I was busy Memorial Day with my family, culminating in the traditional hamburger dinner. But all the while I was haunted by the images I have seen in the past few years visiting America’s immaculately maintained military cemeteries — not only Arlington National Cemetery but also its overseas offspring in, inter alia, Tunisia, Manila, and Normandy. All are spare and beautiful, fitting monuments to the men and women who fell so that we may be free. So many crosses, along with some Stars of David — so much pain, so much sacrifice, so much heroism and in so many places. It’s hard to comprehend fully when you are a coddled civilian living in the luxury that these fighting men made possible.
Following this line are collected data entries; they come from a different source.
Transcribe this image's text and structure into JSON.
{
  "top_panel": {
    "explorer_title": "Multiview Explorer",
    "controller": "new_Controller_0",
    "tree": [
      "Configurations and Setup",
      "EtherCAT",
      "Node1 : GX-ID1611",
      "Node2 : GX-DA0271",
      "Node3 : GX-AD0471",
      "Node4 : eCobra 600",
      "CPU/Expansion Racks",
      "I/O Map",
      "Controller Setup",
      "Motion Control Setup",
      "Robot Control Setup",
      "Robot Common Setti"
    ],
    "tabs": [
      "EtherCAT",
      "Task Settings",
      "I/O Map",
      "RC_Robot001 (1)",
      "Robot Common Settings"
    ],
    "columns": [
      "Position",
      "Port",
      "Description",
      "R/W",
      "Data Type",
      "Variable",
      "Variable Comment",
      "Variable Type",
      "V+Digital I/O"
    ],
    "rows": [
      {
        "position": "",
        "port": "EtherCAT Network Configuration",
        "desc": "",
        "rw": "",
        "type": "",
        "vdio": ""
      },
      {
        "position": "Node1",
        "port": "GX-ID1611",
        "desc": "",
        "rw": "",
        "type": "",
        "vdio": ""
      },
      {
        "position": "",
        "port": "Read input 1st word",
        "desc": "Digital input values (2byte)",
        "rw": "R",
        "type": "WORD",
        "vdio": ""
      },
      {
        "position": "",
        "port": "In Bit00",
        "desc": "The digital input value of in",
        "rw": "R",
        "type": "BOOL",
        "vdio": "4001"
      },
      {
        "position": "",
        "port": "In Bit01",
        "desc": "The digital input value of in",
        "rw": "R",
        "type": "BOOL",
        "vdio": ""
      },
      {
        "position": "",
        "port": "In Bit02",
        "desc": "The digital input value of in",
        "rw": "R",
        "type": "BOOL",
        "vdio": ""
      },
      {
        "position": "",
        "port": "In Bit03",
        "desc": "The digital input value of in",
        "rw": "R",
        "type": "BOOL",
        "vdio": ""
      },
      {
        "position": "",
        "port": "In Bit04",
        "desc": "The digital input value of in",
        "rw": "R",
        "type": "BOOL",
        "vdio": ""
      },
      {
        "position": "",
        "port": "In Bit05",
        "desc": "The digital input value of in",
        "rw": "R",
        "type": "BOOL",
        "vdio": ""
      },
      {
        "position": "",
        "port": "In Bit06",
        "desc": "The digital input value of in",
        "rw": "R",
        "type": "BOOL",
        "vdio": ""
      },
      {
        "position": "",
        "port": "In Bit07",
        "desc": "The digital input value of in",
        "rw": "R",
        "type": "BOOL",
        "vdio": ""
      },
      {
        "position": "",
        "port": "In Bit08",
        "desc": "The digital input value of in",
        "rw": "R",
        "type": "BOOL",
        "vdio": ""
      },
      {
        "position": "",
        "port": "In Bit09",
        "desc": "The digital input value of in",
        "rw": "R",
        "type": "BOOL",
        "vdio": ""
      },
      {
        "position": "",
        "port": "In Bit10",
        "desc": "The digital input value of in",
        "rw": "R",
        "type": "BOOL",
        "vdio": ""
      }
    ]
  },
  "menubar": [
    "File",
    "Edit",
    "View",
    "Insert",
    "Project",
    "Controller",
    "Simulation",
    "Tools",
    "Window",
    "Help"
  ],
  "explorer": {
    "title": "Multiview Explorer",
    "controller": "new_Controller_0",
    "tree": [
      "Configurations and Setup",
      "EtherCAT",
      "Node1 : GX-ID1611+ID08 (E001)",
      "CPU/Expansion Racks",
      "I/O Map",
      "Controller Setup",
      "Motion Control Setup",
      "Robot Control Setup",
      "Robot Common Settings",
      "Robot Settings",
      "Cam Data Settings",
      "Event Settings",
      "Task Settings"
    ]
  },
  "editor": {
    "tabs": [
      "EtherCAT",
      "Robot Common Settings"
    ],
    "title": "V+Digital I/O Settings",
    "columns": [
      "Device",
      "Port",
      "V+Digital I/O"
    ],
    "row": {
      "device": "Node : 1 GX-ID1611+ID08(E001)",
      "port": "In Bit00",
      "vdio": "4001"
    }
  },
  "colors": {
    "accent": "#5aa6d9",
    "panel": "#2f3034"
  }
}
The question is: What do we owe this long line of defenders, living and dead, including the two million veterans of our ongoing conflicts in Afghanistan and Iraq? Respect, obviously, along with all of the financial and other benefits that it is in our power to bestow. But does our obligation extend beyond the obligatory words, “Thank you for your service”?

Bing West, a Marine veteran of the Vietnam War, and his son Owen West, a Marine veteran of the Iraq War, argue: “A social contract exists between those who go into battle and those who send them there. The vast majority of our fatalities occur in the Army, Marine and Special Forces units that serve on the ground — our grunts. A grunt fights with all his might to win. Similarly, policymakers, elected officials, and generals must fight with all their might to provide him attainable goals and the resources to win. If they falter in their resolve — or worse, if they just plain quit on the fight — they have broken the social contract.”
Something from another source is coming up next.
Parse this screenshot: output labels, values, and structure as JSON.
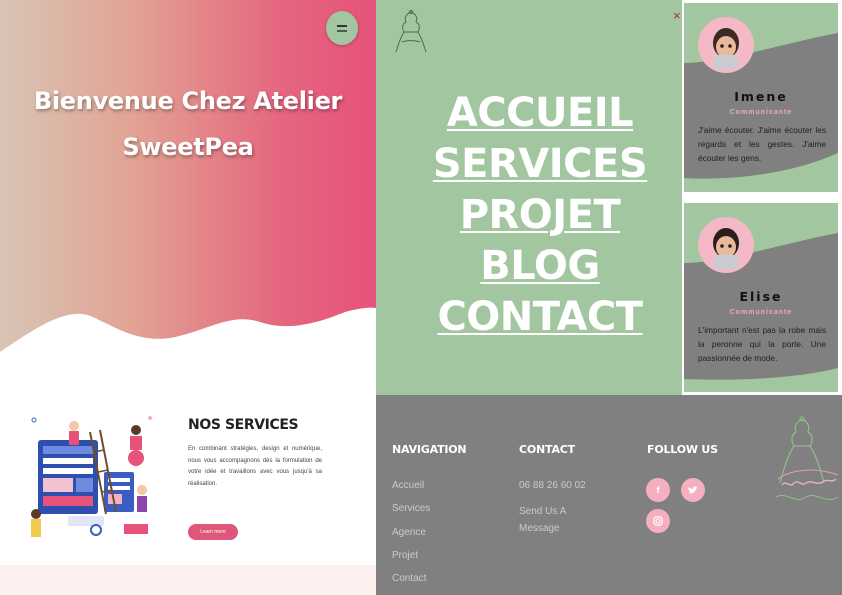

The Wests argue that this social contract has been broken in Iraq and Afghanistan: “In Afghanistan and Iraq, President George W. Bush and the generals intended to build democratic nations. They set unattainable goals. President Obama plain quit by withdrawing forces completely from Iraq and leaving only a token force in Afghanistan.”

You can argue about the specifics; I think that the goals President Bush set in Iraq and Afghanistan were not so unobtainable — in fact, in Iraq, we had largely obtained our goals before President Obama’s ill-advised pullout. But the larger message is hard to quarrel with: The larger American society has not shown the same will to win as that displayed by our grunts who have risked life and limb to destroy our enemies.

This is not, of course, a new phenomenon. The most notorious past example of faltering occurred in Vietnam where, after the loss of 58,000 troops, President Nixon and Congress withdrew all of our forces and later stood by as South Vietnam was conquered by the North.

World War I was another betrayal of trust. More than 116,000 U.S. troops perished in that conflict only to have the U.S. pull out of Europe immediately afterward, allowing Nazis and fascists to come to power and setting the stage for another world war — one that would consume 400,000 American lives.

To some extent even the commitment of the Civil War — which cost more than 700,000 lives on both sides — was not fully redeemed. True, the Union was preserved and the Confederacy was destroyed, along with slavery. But the North did not fully complete the project of Reconstruction. As a result, slavery was replaced by the vile Jim Crow laws that made a mockery of the 14th, 15th, and 16th Amendments to the Constitution passed in the war’s aftermath to guarantee civil rights for all.

What do all these betrayals of trust have in common? A failure by the American population and politicians to sustain a long-term commitment that would build on battlefield gains.

If U.S. troops had remained in the South after 1876, the reign of terror by the Ku Klux Klan against freedmen and their Northern defenders (derided as “carpetbaggers”) might not have succeeded, and segregation might have been avoided. If U.S. troops had remained in Europe after 1918 to enforce the peace, there might have been no Nazi aggression. If U.S. troops had stayed in South Vietnam after 1973, that nation might still exist. And if U.S. troops had stayed in Iraq after 2011, ISIS might never have created an Islamic State.

There is also, of course, the possibility that if U.S. troops had stuck around, they might have suffered casualties, although in the South, Vietnam, and Iraq casualties had been reduced to close to nothing by the time U.S. forces pulled out. But at the very least a prolonged U.S. commitment, manned by volunteers, could have allowed those who were willing and able to fight to see through the commitments that brought America into those conflicts in the first place.

But the troops never had the chance to win because the politicians pulled the plug. Oddly those who suffered and risked the most were generally the most willing to stay the course while leaders and civilians safe on the home front were eager to pull out — in no small part because of guilt over the risks borne by others.

There is no way to eliminate the risk of such betrayals in the future. But we should bear them in mind when making troop commitments in the future. If there is a great risk that the politicians and the public will not sustain a military commitment over the long run, it is often better that it should not be made to begin with. And if the U.S. does send its troops into harm’s way, it should give them the tools and the support to finish the job, however long that will take.